Wednesday 30th June 2004 16:48Conditioning (Author Response)
What can I say? I like catch phrases.
parakletos
Tuesday 29th June 2004 17:08
Conditioning
I enjoyed this, I think you have the twins down to a 'T'. I also think you made some very good observations on the experiences of Harry and Ginny. OK not too much fluff but it made me smile a lot and laugh out loud.

Well done
Tuesday 29th June 2004 17:08Conditioning (Author Response)
The twins came by and wrote that back-and-forth about Arthur's previous efforts. I take no credit for it, and its one of the few bits that survived from the first draft I did of this story (which was VERY different).
Velvethope
Sunday 27th June 2004 10:36
Conditioning
Hello! Very well written- the humor and the twins especially, were done very well. I think a bit more at the end would have helped it a bit. It seemed to end too soon, espcially with Ginny saying they were 'going' out and Harry not reacting to it. Sort of leaves the reader confused. Or maybe that's me. Still, I think it's a very well done piece!
Sunday 27th June 2004 10:36Conditioning (Author Response)
Yeah, I kindof ran out of steam, and was anxious to meet what I thought the deadline was. Oh well. No story is perfect. Maybe after Bond and Price of Freedom are done I can come back to this; though hopefully Half Blood Prince will be out by then...
p0tterfan
Sunday 27th June 2004 02:44
Conditioning
Ginny teasing .... good. Varying shots of people at different points, seems like an effective technique but seemed extraneous here.

Hope that helped.
Sunday 27th June 2004 02:44Conditioning (Author Response)
I tend to be choppy - and my efforts to keep this an entirely Harry-POV story probably didn't help. I try to avoid it but I guess I didn't this time.
arios
Saturday 26th June 2004 23:41
Conditioning
Ansgt might not be your force but this really was a good story!
Saturday 26th June 2004 23:41Conditioning (Author Response)
Ah, but was it a really good angst story?

Well, I'm glad you thought it was good. :-)
Lady Chi
Saturday 26th June 2004 21:48
Conditioning
Good news first, eh? I really enjoyed the story. Honestly. Your Ginny was totally IC and a few of her moments made me laugh. Particularly with the bikini and asking Harry if her bottom looked big in it. (Green's a good color for redheads, though...)

Bad news? You've said it. Angst isn't really your strong suit, and I can see that. It didn't really ever sink to total melodrama, but it never really got angsty, if you understand what I'm saying.

As for your concerns with Harry's POV, I think it was just fine. His complete inability to handle his feelings for Ginny was great.

I'm really sort of looking forward to finding out who's writing all these stories!

Chi
Saturday 26th June 2004 21:48Conditioning (Author Response)
I think you hit it right on - I don't do angst, I do drama. Action. Wands and rifles.

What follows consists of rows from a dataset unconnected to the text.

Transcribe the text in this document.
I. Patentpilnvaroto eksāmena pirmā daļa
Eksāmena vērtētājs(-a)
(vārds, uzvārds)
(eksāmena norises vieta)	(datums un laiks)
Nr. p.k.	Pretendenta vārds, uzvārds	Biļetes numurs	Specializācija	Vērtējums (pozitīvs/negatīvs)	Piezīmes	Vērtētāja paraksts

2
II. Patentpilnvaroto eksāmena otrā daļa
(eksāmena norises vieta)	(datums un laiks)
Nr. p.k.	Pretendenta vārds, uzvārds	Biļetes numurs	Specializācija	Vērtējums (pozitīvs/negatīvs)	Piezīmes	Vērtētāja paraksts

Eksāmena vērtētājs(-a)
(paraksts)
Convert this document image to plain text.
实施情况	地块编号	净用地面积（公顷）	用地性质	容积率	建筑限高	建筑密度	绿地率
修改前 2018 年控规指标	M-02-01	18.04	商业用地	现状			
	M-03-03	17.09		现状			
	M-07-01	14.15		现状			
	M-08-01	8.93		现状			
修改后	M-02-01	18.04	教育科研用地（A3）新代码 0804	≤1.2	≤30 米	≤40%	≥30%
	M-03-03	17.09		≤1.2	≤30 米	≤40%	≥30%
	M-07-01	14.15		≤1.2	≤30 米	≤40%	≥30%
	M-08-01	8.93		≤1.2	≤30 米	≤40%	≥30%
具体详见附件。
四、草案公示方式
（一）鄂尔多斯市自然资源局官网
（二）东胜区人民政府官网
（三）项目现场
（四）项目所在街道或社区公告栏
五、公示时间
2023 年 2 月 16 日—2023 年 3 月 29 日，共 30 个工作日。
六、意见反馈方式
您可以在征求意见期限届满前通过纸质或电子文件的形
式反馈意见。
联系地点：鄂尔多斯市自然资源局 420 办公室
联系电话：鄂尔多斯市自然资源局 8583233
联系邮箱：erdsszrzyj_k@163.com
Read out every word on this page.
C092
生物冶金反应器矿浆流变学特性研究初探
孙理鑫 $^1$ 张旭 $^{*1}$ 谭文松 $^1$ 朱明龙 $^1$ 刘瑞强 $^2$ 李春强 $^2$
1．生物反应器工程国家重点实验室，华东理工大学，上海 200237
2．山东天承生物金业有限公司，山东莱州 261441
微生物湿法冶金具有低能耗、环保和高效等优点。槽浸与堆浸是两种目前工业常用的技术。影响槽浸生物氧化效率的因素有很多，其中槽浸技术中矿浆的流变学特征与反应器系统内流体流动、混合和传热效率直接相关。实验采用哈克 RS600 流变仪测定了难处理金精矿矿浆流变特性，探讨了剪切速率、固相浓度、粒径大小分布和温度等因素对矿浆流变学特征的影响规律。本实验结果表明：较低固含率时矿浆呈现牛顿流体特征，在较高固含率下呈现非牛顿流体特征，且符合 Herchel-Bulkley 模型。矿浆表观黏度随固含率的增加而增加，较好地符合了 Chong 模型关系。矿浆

Ah well, a wise man knows his weaknesses.

Oh, and TAA-DAA! Its me!
Cera
Saturday 26th June 2004 14:59
Conditioning
I really like how you wrote the twins in this story, very canon to me.

I could have used more angst (only because I was expecting more with the contest), but it's hard to put it in without being over-the-top.

That said, I did really like it. Did you get all the lines in there? I like how you started each section with the same phrase.
Saturday 26th June 2004 14:59Conditioning (Author Response)
I did get all the lines in there - I'm rather proud of that. I think you may be the only one who noticed. :-(

The twin came by and wrote their bits for me. It was rather nice of them, though the Canary Cream in my soup was over the top.